‘The medium is the message.’
This is what McLuhan once said. Before the advent of McLuhan’s theory, communication held a platonic idea of opposites, it was believed that the medium of spreading knowledge and information was more influential than the content.
However, McLuhan broke down the opposing view of ideas, and states that the medium is no longer a bridge between man and nature or substance, it is nature and substance.
Taking cinema as an example, he argues that the medium’s treatment of the concepts of speed and time transforms the world of sequences and links into one that is configured and constructed according to creativity.
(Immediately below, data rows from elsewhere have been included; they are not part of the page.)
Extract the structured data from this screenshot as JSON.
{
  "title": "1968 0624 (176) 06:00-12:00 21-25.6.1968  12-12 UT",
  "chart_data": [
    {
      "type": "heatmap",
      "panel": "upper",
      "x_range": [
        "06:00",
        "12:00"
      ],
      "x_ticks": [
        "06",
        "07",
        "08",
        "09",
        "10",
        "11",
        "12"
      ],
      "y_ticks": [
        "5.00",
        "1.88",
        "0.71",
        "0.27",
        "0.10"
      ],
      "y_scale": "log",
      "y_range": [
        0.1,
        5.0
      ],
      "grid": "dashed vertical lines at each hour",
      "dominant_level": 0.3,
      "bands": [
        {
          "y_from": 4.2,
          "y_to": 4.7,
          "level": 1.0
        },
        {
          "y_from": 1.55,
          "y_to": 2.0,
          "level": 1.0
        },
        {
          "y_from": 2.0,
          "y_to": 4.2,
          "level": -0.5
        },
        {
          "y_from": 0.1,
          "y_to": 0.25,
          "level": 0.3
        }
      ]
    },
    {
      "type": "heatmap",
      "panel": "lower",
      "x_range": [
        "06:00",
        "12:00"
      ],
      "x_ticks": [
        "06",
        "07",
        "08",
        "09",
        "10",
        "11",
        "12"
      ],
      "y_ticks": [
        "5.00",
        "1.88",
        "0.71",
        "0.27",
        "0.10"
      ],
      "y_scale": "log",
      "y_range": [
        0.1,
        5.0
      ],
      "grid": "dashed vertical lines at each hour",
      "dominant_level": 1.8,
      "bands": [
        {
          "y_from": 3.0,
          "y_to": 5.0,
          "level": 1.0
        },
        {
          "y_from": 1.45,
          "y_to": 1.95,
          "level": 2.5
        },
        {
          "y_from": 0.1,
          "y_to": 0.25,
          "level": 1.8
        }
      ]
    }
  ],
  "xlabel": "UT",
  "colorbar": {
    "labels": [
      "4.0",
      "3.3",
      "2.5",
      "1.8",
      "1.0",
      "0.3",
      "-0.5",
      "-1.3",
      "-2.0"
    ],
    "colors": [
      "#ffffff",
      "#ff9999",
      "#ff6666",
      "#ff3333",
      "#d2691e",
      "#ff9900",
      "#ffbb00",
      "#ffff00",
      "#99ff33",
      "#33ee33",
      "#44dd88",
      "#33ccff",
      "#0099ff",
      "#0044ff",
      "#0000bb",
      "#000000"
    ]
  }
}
The message of the film medium itself is thus a transition from ‘sequential links’ to ‘configuration’.
Thus, based on the idea that the medium itself is the message, McLuhan suggests that rather than focusing on the content of the media, it is better to focus on the ‘form’ of the media’s communication.
In Masterminds, a real-life robbery is told. The main message is not the content, or the story of the film itself. Rather, it is the fact that the film brings this similar crime to society in a comedic form, thus changing the public’s attitude towards crime.
Thus, in ‘Understanding the Media theory’, McLuhan describes the content contained in the media as a piece of fresh meat carried by a thief as a watchdog to distract people’s minds (1967). This means the people tend to stick to the obvious when they get their messages through the media, but in the process they largely miss out on some of the structural changes.
When ways of doing things and norms change because of technology, we realise the impact of the media on society.
New Medium
The new media electronic age is understood to offer salvation because it provides a new, more diverse and multi-sensory environment. We use more senses with ‘multimedia’ than with other single media forms (2000). By using more senses, a more realistic state of nature can be presented. Thus, all technologies seek to expand human capabilities and senses in some way.
The medium influences people’s thinking
The impact of new media on our perceived lives is not to change our thinking, but to change the structure of our world.
The shift from visual to electronic media, however, sees us lose the individual fragmented nature of print culture.
In Joker 2, a lot of footage is given to TV. All the audience watches is how the medium of television in the film tells the story of the Joker. But it is through this medium that the original Joker 1 story of the confrontation between rich and poor and class antagonisms is adapted into the desperate struggle of the hero’s performative personality. The part of Joker 1 that is a plea for rebellion against society becomes a plea for love.
Thus, the plot of Joker 2 is empty and vapid, and the deviance in the film’s plot is amplified and distorted through the medium. In great contrast to Joker 1 – there is no introspection of society, structured for a reason.
As a result, society enters a new era – one of shared groupthink, however, this is not a good thing because its a system of control and is entrenched in the world.
References
McLuhan, M., 1967. The medium is the massage. A Benthm Bbook.
Bolter, J.D. and Grusin, R., 2000. Remediation: Understanding new media. mit Press.